Make no mistake, when it comes to worker safety, it’s all about builders trying to save money. And the safety problems can pop up anywhere — if it can pop up on a high profile Fifth Avenue construction project then every place has the potential for such conduct.

As you ponder changes to the Labor Law, a subject that seems to come up each session as builders try to eviscerate it so they can have a bit more, ahem, latitude on safety issues, ponder this: When an accident happens at a construction site, who has control of the evidence and witnesses?  Can injured workers rely on their co-workers to give accurate testimony about conditions on the site, with their own jobs at stake if the testimony isn’t what the builder wants?

Do people immigrate to this country to make money to feed their families back home, or to give support to Juan and Manuel that they just met last week?

Usually the faux-reform — reform is a word that should be used for improvements, not destruction — comes up with the scaffold law.
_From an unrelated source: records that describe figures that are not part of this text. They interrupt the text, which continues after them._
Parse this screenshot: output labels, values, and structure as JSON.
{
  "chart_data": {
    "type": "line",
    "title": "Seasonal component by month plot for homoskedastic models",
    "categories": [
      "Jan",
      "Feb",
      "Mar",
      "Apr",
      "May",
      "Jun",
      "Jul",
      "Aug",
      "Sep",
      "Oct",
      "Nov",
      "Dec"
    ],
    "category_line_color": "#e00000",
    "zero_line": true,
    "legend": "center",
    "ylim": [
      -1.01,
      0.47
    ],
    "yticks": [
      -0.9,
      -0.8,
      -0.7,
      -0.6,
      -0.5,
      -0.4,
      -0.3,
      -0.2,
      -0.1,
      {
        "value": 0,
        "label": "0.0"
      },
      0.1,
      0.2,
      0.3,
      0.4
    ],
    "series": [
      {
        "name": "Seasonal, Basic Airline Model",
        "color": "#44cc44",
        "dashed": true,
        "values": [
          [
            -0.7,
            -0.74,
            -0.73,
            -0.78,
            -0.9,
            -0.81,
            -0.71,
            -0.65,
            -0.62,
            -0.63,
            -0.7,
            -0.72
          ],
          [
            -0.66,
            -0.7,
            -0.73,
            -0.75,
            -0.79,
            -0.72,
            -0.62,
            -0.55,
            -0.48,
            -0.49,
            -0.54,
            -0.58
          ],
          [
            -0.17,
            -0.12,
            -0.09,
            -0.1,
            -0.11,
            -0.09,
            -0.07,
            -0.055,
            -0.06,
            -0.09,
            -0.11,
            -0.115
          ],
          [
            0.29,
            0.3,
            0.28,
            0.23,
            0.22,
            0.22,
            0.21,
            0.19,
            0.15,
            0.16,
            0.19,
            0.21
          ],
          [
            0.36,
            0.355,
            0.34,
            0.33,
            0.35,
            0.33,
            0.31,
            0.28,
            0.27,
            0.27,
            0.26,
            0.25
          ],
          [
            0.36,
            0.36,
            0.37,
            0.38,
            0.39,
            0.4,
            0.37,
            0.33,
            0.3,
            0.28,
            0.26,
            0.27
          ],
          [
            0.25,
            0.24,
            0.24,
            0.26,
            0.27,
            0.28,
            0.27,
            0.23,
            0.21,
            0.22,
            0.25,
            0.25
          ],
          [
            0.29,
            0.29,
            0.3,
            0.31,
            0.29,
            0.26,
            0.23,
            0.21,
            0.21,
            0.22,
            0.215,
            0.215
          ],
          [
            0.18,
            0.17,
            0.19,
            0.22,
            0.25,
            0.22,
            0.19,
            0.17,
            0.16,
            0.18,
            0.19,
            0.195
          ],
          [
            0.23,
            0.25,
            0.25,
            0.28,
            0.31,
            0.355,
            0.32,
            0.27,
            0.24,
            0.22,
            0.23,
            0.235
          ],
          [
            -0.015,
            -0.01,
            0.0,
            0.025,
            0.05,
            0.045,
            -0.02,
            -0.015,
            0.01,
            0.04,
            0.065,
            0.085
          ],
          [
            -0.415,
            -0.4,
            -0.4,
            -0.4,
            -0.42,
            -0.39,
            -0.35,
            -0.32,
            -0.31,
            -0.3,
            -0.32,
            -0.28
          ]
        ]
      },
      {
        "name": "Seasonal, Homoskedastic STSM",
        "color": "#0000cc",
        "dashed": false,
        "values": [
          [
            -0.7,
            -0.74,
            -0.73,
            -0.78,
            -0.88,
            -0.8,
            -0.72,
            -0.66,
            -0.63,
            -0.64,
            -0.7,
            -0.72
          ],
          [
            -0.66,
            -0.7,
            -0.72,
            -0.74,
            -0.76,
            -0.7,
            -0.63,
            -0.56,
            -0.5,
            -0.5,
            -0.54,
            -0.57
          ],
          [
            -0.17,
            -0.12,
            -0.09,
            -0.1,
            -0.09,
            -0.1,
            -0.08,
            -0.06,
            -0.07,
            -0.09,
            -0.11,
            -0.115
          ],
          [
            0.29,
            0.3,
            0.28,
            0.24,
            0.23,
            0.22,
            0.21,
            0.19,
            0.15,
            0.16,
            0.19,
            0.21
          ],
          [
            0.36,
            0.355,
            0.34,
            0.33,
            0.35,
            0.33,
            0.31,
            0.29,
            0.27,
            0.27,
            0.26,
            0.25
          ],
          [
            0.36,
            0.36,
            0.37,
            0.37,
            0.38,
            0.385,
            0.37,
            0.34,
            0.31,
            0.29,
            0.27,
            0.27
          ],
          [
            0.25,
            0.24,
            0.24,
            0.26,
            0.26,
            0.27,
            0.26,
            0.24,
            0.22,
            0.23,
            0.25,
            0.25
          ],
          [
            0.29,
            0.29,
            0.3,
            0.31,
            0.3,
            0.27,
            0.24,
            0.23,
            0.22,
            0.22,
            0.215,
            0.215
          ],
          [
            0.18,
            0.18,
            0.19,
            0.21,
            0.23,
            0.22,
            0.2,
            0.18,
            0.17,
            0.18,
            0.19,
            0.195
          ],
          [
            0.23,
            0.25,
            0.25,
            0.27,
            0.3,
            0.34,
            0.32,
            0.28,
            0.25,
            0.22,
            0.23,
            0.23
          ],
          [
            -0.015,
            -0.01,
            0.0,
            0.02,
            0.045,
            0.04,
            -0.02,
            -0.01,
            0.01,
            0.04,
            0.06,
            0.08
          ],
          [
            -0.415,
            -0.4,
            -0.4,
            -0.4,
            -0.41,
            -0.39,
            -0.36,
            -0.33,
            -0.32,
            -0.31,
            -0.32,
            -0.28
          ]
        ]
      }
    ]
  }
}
When employers don’t provide proper safety equipment and a worker is injured at a height-related incident, the employer is held liable unless the worker was solely responsible.  Builders, of course, would love to have a comparative negligence standard, so that they can point the fingers back at the workers and say, “Hey wait! Maybe a jury will find the workers partly at fault!”

But, of course, workers are handicapped by lacking control and access to the work site after injuries. And it’s the builders who are in the best positions to make sure the safety equipment is available.

So, dear Legislators, while many of you have no doubt cracked your fair share of Trump jokes, let’s put that aside today and look at what he’s given us– an inside look at the construction site to see what actually happens, as opposed to what should happen.